We serve a lot of lettuce wraps in the summer months when anything wrapped in cool crispy lettuce is welcomed, but we love them so much that we’ve started to make them in the winter months too! The kids love the fact that they can make their own
mess, and we love that they’re eating so many veggies!
Historically we always made them with ground turkey or chicken but as our family has leaned into more plant-based eating (we aren’t vegan by any stretch but I’m always looking for an excuse to eat more plants, less animal products), we’ve integrated the veggie ground into the recipe. Sometimes we make it with all veggie ground, but other times we just do half and half. It’s such an easy recipe to substitute a veggie product in as there is SO much flavour, you will never miss the meat!
We serve ours with sriracha sauce on the side for the adults and tons of lettuce cups (either iceberg or butter lettuce work, the iceberg is more crispy). These also make an amazing appetizer to bring to your next party or serve to your next round of guests. You can make the fillings ahead of time and have your lettuce ‘wraps’ ready in advance which makes it super ideal for entertaining or for a make-ahead meal for those busy weeknights.

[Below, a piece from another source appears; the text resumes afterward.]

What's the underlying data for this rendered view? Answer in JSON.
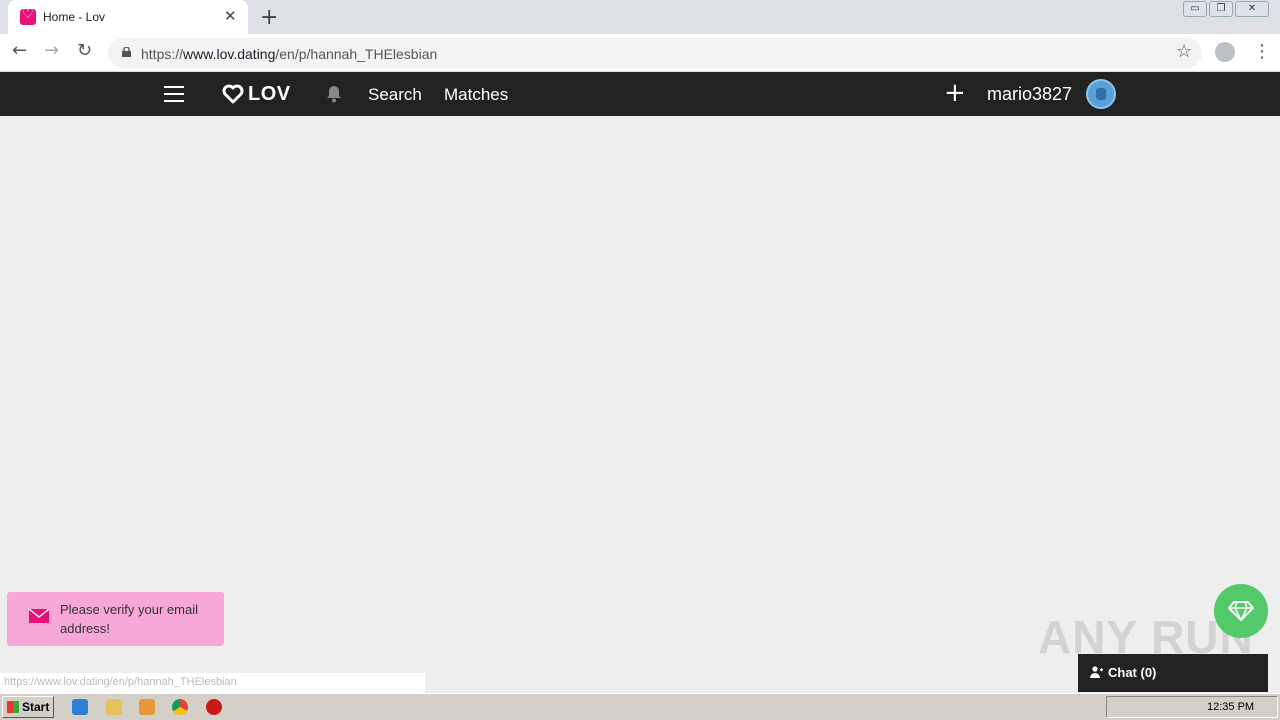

Hope you love them as much as we do!
Lettuce Wraps (vegan option)
These lettuce wraps are super simple to make, can be prepped ahead and flexed to be vegan or have meat depending on your crowd! The servings below are based on a light lunch portion.
- olive oil
- 1 lb ground chicken, turkey or veggie ground (I used Yves)

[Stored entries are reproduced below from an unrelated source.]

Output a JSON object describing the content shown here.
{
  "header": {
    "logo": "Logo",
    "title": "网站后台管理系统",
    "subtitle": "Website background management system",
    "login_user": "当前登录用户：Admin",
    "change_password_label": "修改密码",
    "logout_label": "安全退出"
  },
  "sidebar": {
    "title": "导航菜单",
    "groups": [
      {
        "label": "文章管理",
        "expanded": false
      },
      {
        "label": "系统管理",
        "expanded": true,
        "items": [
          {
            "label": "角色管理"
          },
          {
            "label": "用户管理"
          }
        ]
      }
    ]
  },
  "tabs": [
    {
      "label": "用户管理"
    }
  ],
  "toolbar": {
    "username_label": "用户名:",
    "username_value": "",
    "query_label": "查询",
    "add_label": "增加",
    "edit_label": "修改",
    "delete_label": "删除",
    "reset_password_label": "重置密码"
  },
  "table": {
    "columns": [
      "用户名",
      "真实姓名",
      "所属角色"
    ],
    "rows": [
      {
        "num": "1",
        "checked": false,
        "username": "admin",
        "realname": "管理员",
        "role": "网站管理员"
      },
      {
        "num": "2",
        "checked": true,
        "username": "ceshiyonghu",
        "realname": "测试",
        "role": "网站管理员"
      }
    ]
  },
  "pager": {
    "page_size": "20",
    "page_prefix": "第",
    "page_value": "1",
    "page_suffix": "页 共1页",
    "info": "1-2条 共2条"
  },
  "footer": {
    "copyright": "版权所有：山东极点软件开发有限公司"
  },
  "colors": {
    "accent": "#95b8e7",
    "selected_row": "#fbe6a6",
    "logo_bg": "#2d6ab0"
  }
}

- 1/2 chopped small yellow onion
- 2 garlic cloves crushed
- 2 tbsp. grated ginger
- 2 tbsp. soy sauce
- 1 tbsp. rice vinegar
- 1/4 c. hoisin sauce
- 1 small tin water chestnuts finely chopped
- 3 grated carrots
- 1/2 c. peanuts roughly chopped
- 1 bunch of cilantro roughly chopped
- 2 green onions chopped
- 1 head of butter lettuce or iceberg lettuce
- sriracha hot sauce for serving optional
In a pre-heated frying pan (add 1 tbsp. of olive oil to the pan first if your meat is lean or if you're using the veggie ground) on medium heat and cook for about 3-5 minutes, until it starts to brown.
Add the yellow onion and garlic. Stir and cook for another 3 minutes.

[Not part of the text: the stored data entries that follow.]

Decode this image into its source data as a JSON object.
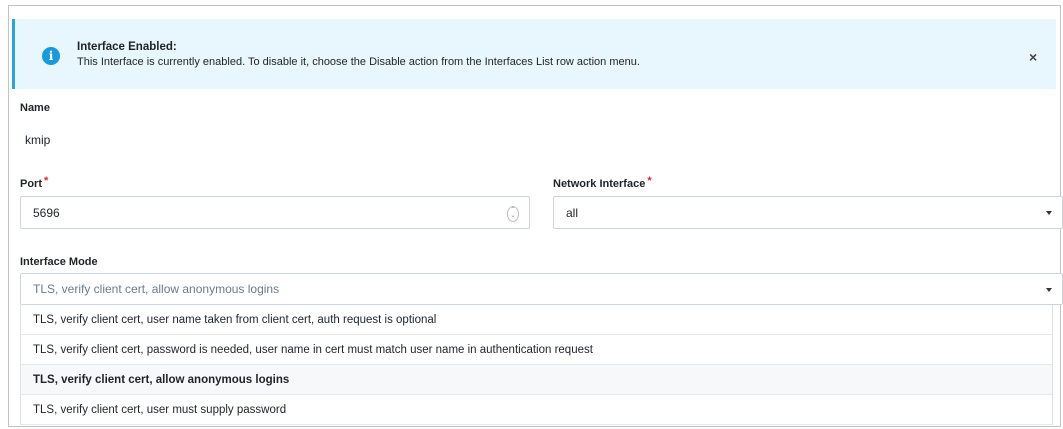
{
  "alert": {
    "title": "Interface Enabled:",
    "message": "This Interface is currently enabled. To disable it, choose the Disable action from the Interfaces List row action menu.",
    "close_glyph": "×",
    "icon": "info-icon"
  },
  "form": {
    "name_label": "Name",
    "name_value": "kmip",
    "port_label": "Port",
    "port_value": "5696",
    "required_mark": "*",
    "network_label": "Network Interface",
    "network_value": "all",
    "mode_label": "Interface Mode",
    "mode_value": "TLS, verify client cert, allow anonymous logins"
  },
  "mode_options": [
    "TLS, verify client cert, user name taken from client cert, auth request is optional",
    "TLS, verify client cert, password is needed, user name in cert must match user name in authentication request",
    "TLS, verify client cert, allow anonymous logins",
    "TLS, verify client cert, user must supply password"
  ],
  "selected_option_index": 2,
  "colors": {
    "accent": "#2aa6df",
    "alert_bg": "#e8f6fd",
    "required": "#d9262c"
  }
}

Add the ginger, soy sauce, vinegar, hoisin sauce and water chestnuts. Turn the heat to medium and cook for an additional 3-5 minutes, until the ingredients are incorporated and heated throughout.
To assemble, take a lettuce leaf, spoon on the meat or veggie ground, carrots, cilantro, green onions and finish with the peanuts and sriracha sauce if you like some heat. Roll it up if you can (mine are always so full) and enjoy!